The other chief characteristic of the climate, however, is its unpredictability. You might be basking in balmy t-shirt weather one week, then wrapping up to stave off the chill the next- all the while with an umbrella in hand.

Required Clothing

Lightweights during summer with warmer mediumweights for the winter. Rainwear is advisable throughout the year. If you find yourself lacking anything essential on arrival, of course, all key centres are well stocked with clothing outlets, with the larger cities particularly good in terms of picking up high quality outdoor equipment. And it's worth remembering that certain clothing items which are more commonly seen as souvenirs- hand-knit Aran sweaters, for example- can be practical purchases for the trip itself. 

 

Contacts

Embassy of the Republic of Ireland in the UK

17 Grosvenor Place, London SW1X 7HR, UK
Tel: (020) 7235 2171 (embassy); (020) 7373 4339 (passport office)
Website: http://www.britishembassyinireland.fco.gov.uk/en
Opening hours: Mon-Fri 0930-1300, 1415-1700 (Public counters for visa enquiries, by appointment only, are 0900-1230 and 1330-1530; passport office opening hours are Tues and Thurs 0900-1230 and 1400-1600).  

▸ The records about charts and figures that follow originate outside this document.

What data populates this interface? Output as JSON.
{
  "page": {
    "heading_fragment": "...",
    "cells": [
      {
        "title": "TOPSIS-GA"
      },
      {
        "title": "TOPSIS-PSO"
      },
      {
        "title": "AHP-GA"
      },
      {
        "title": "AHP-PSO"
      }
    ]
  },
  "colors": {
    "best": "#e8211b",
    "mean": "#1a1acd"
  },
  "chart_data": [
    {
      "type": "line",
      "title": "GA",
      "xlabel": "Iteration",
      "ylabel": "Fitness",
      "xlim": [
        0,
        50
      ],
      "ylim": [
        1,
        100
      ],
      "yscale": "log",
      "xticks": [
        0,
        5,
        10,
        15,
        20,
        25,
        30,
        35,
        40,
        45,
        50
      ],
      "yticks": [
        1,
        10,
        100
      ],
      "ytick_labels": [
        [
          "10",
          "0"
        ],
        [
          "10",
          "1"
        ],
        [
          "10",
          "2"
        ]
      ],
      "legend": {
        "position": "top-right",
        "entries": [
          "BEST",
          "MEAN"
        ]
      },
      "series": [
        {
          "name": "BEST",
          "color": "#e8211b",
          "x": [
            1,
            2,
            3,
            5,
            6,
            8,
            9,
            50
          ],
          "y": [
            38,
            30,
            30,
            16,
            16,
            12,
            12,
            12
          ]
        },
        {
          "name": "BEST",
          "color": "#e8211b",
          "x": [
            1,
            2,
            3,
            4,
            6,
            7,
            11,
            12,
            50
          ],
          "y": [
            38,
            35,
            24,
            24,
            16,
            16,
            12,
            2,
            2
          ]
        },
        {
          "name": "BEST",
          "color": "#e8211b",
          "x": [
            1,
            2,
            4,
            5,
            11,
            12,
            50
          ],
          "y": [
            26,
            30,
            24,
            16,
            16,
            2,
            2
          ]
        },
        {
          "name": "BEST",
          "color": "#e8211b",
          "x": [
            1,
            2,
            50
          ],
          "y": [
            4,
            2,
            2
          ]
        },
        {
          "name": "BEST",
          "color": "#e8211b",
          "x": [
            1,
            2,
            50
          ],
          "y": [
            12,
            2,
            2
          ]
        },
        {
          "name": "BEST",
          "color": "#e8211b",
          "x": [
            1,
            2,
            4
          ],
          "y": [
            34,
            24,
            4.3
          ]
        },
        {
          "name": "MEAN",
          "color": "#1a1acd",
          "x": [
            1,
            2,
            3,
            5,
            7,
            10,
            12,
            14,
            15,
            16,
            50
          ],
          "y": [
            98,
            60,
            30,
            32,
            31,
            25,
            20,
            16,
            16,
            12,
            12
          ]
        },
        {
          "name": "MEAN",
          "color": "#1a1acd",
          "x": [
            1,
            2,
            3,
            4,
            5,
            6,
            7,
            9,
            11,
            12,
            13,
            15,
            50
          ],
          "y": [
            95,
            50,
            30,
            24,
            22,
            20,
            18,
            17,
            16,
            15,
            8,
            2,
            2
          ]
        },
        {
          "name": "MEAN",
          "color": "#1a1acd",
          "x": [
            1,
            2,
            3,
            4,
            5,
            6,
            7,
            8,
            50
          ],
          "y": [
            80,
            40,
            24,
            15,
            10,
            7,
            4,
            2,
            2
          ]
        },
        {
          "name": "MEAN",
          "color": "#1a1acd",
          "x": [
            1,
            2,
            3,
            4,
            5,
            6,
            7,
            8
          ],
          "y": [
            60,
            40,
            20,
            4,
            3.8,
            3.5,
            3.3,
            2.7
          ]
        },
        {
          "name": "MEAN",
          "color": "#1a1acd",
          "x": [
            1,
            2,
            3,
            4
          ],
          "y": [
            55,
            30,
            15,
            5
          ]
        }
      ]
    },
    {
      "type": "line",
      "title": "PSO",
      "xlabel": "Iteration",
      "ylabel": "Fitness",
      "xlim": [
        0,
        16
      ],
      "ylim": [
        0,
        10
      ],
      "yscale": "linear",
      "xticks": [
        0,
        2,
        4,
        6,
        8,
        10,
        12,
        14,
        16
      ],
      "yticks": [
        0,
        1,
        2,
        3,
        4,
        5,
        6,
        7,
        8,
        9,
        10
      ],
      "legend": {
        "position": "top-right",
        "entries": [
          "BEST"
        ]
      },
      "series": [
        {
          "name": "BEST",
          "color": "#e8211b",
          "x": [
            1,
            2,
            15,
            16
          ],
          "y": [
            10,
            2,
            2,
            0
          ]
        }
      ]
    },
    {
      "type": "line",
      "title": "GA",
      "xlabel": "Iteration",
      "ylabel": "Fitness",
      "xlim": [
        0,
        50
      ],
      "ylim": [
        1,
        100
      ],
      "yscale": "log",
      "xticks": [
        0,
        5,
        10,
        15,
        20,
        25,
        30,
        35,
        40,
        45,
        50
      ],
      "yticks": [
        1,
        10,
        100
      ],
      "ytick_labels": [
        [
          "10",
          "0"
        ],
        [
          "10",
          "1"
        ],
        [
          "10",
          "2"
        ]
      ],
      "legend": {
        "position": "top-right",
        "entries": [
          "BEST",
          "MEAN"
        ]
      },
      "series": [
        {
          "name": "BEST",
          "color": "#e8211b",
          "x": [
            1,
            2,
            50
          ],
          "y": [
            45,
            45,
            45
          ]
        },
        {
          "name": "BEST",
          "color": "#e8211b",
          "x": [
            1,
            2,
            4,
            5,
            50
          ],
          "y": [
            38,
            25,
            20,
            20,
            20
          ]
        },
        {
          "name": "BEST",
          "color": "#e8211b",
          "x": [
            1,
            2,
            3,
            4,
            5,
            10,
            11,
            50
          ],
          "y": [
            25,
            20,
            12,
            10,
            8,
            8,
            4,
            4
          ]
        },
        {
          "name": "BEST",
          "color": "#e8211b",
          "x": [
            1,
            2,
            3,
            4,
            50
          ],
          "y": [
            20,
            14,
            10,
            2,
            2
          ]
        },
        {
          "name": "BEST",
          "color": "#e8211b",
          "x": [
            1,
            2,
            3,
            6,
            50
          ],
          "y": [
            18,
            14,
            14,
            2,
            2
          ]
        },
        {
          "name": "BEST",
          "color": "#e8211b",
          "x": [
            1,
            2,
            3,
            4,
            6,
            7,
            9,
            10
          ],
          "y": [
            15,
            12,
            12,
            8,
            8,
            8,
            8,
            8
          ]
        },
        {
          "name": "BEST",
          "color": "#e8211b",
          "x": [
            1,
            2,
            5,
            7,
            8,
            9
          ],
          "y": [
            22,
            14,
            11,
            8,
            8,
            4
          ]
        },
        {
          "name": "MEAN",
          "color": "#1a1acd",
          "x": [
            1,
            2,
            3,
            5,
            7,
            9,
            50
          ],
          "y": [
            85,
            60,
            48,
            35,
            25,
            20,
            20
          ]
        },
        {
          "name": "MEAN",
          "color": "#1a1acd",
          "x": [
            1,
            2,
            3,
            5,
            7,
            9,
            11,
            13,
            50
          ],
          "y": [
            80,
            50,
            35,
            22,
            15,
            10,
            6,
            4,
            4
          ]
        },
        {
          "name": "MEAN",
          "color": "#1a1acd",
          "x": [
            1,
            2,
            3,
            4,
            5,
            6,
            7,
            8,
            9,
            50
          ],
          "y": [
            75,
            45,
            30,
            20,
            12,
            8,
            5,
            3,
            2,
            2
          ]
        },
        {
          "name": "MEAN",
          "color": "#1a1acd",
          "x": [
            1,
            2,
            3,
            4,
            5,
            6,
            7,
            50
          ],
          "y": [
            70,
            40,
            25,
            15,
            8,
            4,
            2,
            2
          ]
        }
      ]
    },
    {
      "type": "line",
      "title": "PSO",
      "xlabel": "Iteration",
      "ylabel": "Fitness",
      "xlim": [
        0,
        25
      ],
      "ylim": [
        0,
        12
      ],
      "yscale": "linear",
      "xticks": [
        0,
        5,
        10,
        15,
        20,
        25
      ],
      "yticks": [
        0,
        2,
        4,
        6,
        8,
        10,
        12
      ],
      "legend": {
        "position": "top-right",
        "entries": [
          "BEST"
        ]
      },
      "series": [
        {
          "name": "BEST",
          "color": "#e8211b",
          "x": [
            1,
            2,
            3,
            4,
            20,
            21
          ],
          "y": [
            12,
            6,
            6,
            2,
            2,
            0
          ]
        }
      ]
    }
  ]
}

Embassy of Ireland in the USA

2234 Massachusetts Avenue, NW, Washington, DC 20008, USA
Tel: (202) 462 3939.
Website: http://www.embassyofireland.org

British Embassy in Ireland

Ballsbridge, 29 Merrion Road, Dublin
Tel: (1) 205 3700
Website: www.britishembassyinireland.fco.gov.uk/en
Opening time: Mon-Fri 0900-1700. (Public counters for visa enquiries, by appointment only, are 0900-12300 and 1330-1530; passport office opening hours are Tues and Thurs 0900-1230 and 1400-1600).